Josh Waitzkin, chess prodigy and author, said that before his son was born he remembers hearing parents say, “The weather is bad. It’s raining. We can’t go outside to play.” So when he became a dad, he made it his plan to see all weather as good weather for exploring. Chaos over control. He and his son Jack have never missed a rain storm or a blizzard. Because it’s always a good time to play.
How many times have we decided that our situation is not optimal? I’m not suited for that job. I won’t be strong in that group. I can’t win at that game. I won’t stick to that food plan.
How do we know if we haven’t tried? How can we succeed if we haven’t committed?
We all know stories of people who sign up for the marathon and they’ve never been a runner.

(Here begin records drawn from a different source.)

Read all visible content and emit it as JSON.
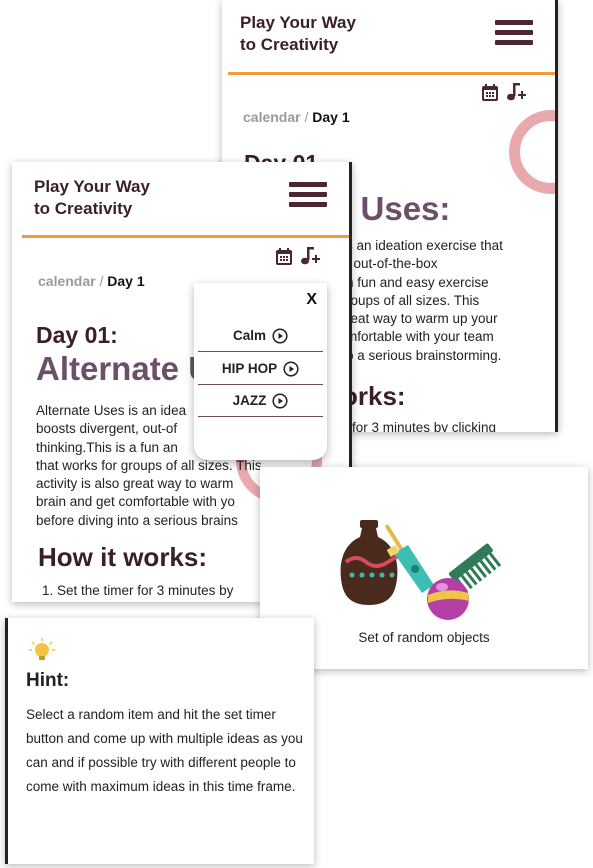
{
  "app": {
    "title": "Play Your Way\nto Creativity"
  },
  "breadcrumb": {
    "link": "calendar",
    "separator": "/",
    "current": "Day 1"
  },
  "back_screen": {
    "day_partial": "Day 01",
    "title_partial": "te Uses:",
    "desc_lines": [
      "s an ideation exercise that",
      ", out-of-the-box",
      "n fun and easy exercise",
      "roups of all sizes. This",
      "reat way to warm up your",
      "mfortable with your team",
      "o a serious brainstorming."
    ],
    "section_partial": "orks:",
    "step_partial": "for 3 minutes by clicking"
  },
  "front_screen": {
    "day": "Day 01:",
    "title": "Alternate U",
    "desc_lines": [
      "Alternate Uses is an idea",
      "boosts divergent, out-of",
      "thinking.This is a fun an",
      "that works for groups of all sizes. This",
      "activity is also great way to warm",
      "brain and get comfortable with yo",
      "before diving into a serious brains"
    ],
    "section": "How it works:",
    "step": "1. Set the timer for 3 minutes by"
  },
  "music_popup": {
    "close": "X",
    "genres": [
      "Calm",
      "HIP HOP",
      "JAZZ"
    ]
  },
  "objects": {
    "caption": "Set of random objects"
  },
  "hint": {
    "title": "Hint:",
    "text": "Select a random item and hit the set timer button and come up with multiple ideas as you can and if possible try with different people to come with maximum ideas in this time frame."
  },
  "icons": {
    "calendar": "calendar-icon",
    "music_add": "music-add-icon",
    "menu": "hamburger-menu-icon",
    "bulb": "lightbulb-icon",
    "play": "play-circle-icon"
  },
  "colors": {
    "accent_orange": "#f39a3e",
    "title_purple": "#6e4f6a",
    "dark_maroon": "#3a1f2b",
    "ring_pink": "#e8a8ad",
    "bulb_yellow": "#f6c244"
  }
}
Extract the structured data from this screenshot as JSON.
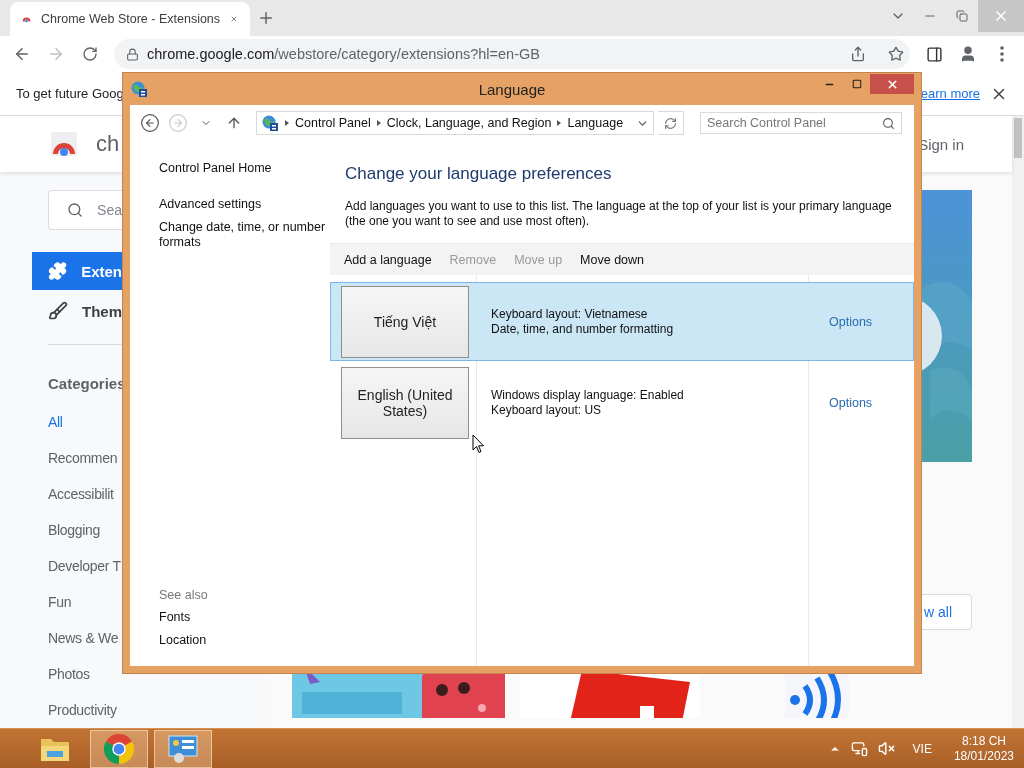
{
  "browser": {
    "tabs": [
      {
        "title": "Chrome Web Store - Extensions",
        "selected": true
      }
    ],
    "url": {
      "host": "chrome.google.com",
      "path": "/webstore/category/extensions?hl=en-GB"
    },
    "infobar": {
      "text": "To get future Goog",
      "link": "earn more"
    }
  },
  "store": {
    "brand": "ch",
    "sign_in": "Sign in",
    "search": {
      "placeholder": "Sea"
    },
    "nav": [
      {
        "kind": "extensions",
        "label": "Exten",
        "selected": true
      },
      {
        "kind": "themes",
        "label": "Them",
        "selected": false
      }
    ],
    "categories_title": "Categories",
    "categories": [
      {
        "label": "All",
        "selected": true
      },
      {
        "label": "Recommen",
        "selected": false
      },
      {
        "label": "Accessibilit",
        "selected": false
      },
      {
        "label": "Blogging",
        "selected": false
      },
      {
        "label": "Developer T",
        "selected": false
      },
      {
        "label": "Fun",
        "selected": false
      },
      {
        "label": "News & We",
        "selected": false
      },
      {
        "label": "Photos",
        "selected": false
      },
      {
        "label": "Productivity",
        "selected": false
      }
    ],
    "view_all": "w all"
  },
  "dialog": {
    "title": "Language",
    "nav_buttons": [
      {
        "kind": "back",
        "disabled": false
      },
      {
        "kind": "forward",
        "disabled": true
      }
    ],
    "breadcrumb": [
      "Control Panel",
      "Clock, Language, and Region",
      "Language"
    ],
    "search": {
      "placeholder": "Search Control Panel"
    },
    "sidebar": {
      "home": "Control Panel Home",
      "links": [
        "Advanced settings",
        "Change date, time, or number formats"
      ],
      "see_also_title": "See also",
      "see_also": [
        "Fonts",
        "Location"
      ]
    },
    "heading": "Change your language preferences",
    "description": "Add languages you want to use to this list. The language at the top of your list is your primary language (the one you want to see and use most often).",
    "toolbar": [
      {
        "label": "Add a language",
        "disabled": false
      },
      {
        "label": "Remove",
        "disabled": true
      },
      {
        "label": "Move up",
        "disabled": true
      },
      {
        "label": "Move down",
        "disabled": false
      }
    ],
    "languages": [
      {
        "name": "Tiếng Việt",
        "details": [
          "Keyboard layout: Vietnamese",
          "Date, time, and number formatting"
        ],
        "options": "Options",
        "selected": true
      },
      {
        "name": "English (United States)",
        "details": [
          "Windows display language: Enabled",
          "Keyboard layout: US"
        ],
        "options": "Options",
        "selected": false
      }
    ]
  },
  "taskbar": {
    "apps": [
      {
        "kind": "explorer",
        "running": false
      },
      {
        "kind": "chrome",
        "running": true
      },
      {
        "kind": "control-panel",
        "running": true
      }
    ],
    "language": "VIE",
    "time": "8:18 CH",
    "date": "18/01/2023"
  }
}
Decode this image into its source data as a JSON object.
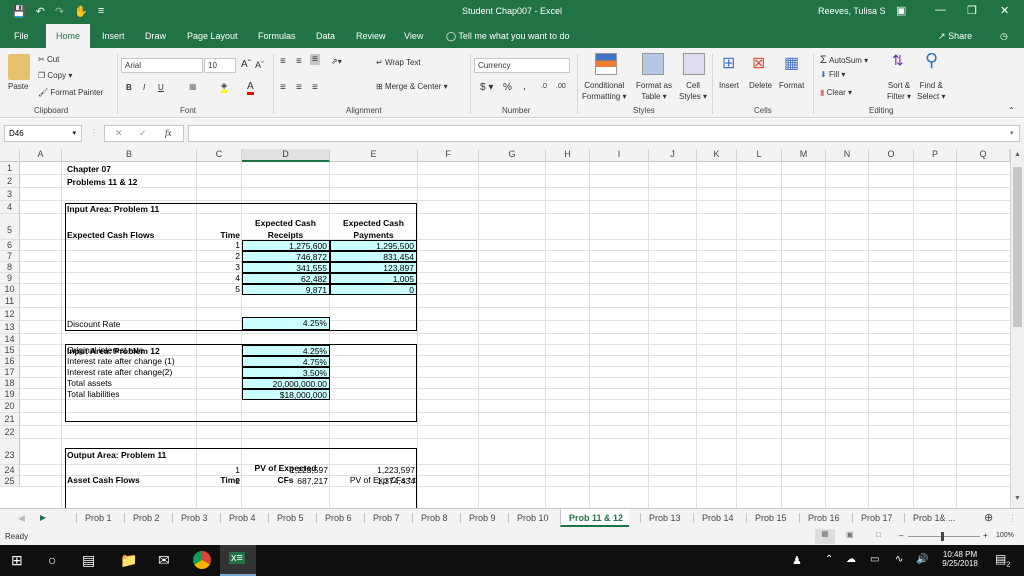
{
  "window": {
    "title": "Student Chap007  -  Excel",
    "user": "Reeves, Tulisa S"
  },
  "menu_tabs": [
    "File",
    "Home",
    "Insert",
    "Draw",
    "Page Layout",
    "Formulas",
    "Data",
    "Review",
    "View"
  ],
  "tell_me": "Tell me what you want to do",
  "share_label": "Share",
  "ribbon": {
    "clipboard": {
      "paste": "Paste",
      "cut": "Cut",
      "copy": "Copy",
      "format_painter": "Format Painter",
      "label": "Clipboard"
    },
    "font": {
      "name": "Arial",
      "size": "10",
      "bold": "B",
      "italic": "I",
      "underline": "U",
      "label": "Font"
    },
    "alignment": {
      "wrap_text": "Wrap Text",
      "merge_center": "Merge & Center",
      "label": "Alignment"
    },
    "number": {
      "format": "Currency",
      "dollar": "$",
      "percent": "%",
      "comma": ",",
      "label": "Number"
    },
    "styles": {
      "conditional": "Conditional",
      "conditional2": "Formatting",
      "format_as": "Format as",
      "format_as2": "Table",
      "cell": "Cell",
      "cell2": "Styles",
      "label": "Styles"
    },
    "cells": {
      "insert": "Insert",
      "delete": "Delete",
      "format": "Format",
      "label": "Cells"
    },
    "editing": {
      "autosum": "AutoSum",
      "fill": "Fill",
      "clear": "Clear",
      "sort": "Sort &",
      "sort2": "Filter",
      "find": "Find &",
      "find2": "Select",
      "label": "Editing"
    }
  },
  "formula_bar": {
    "name_box": "D46",
    "fx": "fx",
    "formula": ""
  },
  "columns": [
    "A",
    "B",
    "C",
    "D",
    "E",
    "F",
    "G",
    "H",
    "I",
    "J",
    "K",
    "L",
    "M",
    "N",
    "O",
    "P",
    "Q"
  ],
  "rows": [
    "1",
    "2",
    "3",
    "4",
    "5",
    "6",
    "7",
    "8",
    "9",
    "10",
    "11",
    "12",
    "13",
    "14",
    "15",
    "16",
    "17",
    "18",
    "19",
    "20",
    "21",
    "22",
    "23",
    "24",
    "25"
  ],
  "sheet": {
    "b1": "Chapter 07",
    "b2": "Problems 11 & 12",
    "b4": "Input Area: Problem 11",
    "b5": "Expected Cash Flows",
    "c5": "Time",
    "d5a": "Expected Cash",
    "d5b": "Receipts",
    "e5a": "Expected Cash",
    "e5b": "Payments",
    "p11_rows": [
      {
        "time": "1",
        "receipts": "1,275,600",
        "payments": "1,295,500"
      },
      {
        "time": "2",
        "receipts": "746,872",
        "payments": "831,454"
      },
      {
        "time": "3",
        "receipts": "341,555",
        "payments": "123,897"
      },
      {
        "time": "4",
        "receipts": "62,482",
        "payments": "1,005"
      },
      {
        "time": "5",
        "receipts": "9,871",
        "payments": "0"
      }
    ],
    "b12": "Discount Rate",
    "d12": "4.25%",
    "b14": "Input Area: Problem 12",
    "p12_rows": [
      {
        "label": "Original interest rate",
        "value": "4.25%"
      },
      {
        "label": "Interest rate after change (1)",
        "value": "4.75%"
      },
      {
        "label": "Interest rate after change(2)",
        "value": "3.50%"
      },
      {
        "label": "Total assets",
        "value": "20,000,000.00"
      },
      {
        "label": "Total liabilities",
        "value": "$18,000,000"
      }
    ],
    "b22": "Output Area: Problem 11",
    "b23": "Asset Cash Flows",
    "c23": "Time",
    "d23a": "PV of Expected",
    "d23b": "CFs",
    "e23": "PV of Exp CFs * t",
    "out_rows": [
      {
        "time": "1",
        "pv": "1,223,597",
        "pvt": "1,223,597"
      },
      {
        "time": "2",
        "pv": "687,217",
        "pvt": "1,374,434"
      }
    ]
  },
  "sheet_tabs": [
    "Prob 1",
    "Prob 2",
    "Prob 3",
    "Prob 4",
    "Prob 5",
    "Prob 6",
    "Prob 7",
    "Prob 8",
    "Prob 9",
    "Prob 10",
    "Prob 11 & 12",
    "Prob 13",
    "Prob 14",
    "Prob 15",
    "Prob 16",
    "Prob 17",
    "Prob 1& ..."
  ],
  "active_sheet": "Prob 11 & 12",
  "status": {
    "mode": "Ready",
    "zoom": "100%"
  },
  "taskbar": {
    "time": "10:48 PM",
    "date": "9/25/2018",
    "notifications": "2"
  }
}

What happened next? Their investment in an idea of who they are made them act. They started to put the alarm on before work and get some training in. They made time for the gym. They ran whenever they could fit it in. Did their days have more hours than before? No. They decided to grow into who they were meant to be.
Author Napoleon Hill who wrote Think and Grow Rich said, “Any person who wins in any undertaking must be willing to burn his ships and cut all sources of retreat. Only by doing so can one be sure of maintaining that state of mind known as a burning desire to win — essential to success.”
If you are not 100 percent committed, you will hit snooze. You will skip the gym. You will pass on the interview. You will miss the networking event.
You have to decide that there is no way to go but forward. You have to be all in.
Is the new marathoner trying to win the race? No. They are trying to run the race against themselves. And once they cross that finish line and see that anything is possible if you believe, their mind has been stretched and cannot go back to its old shape. The perspective has changed. The identity has become something new.
They see the rainy day as the perfect day to go exploring.
What perspective can we change today? What ships can we burn? What race can we run?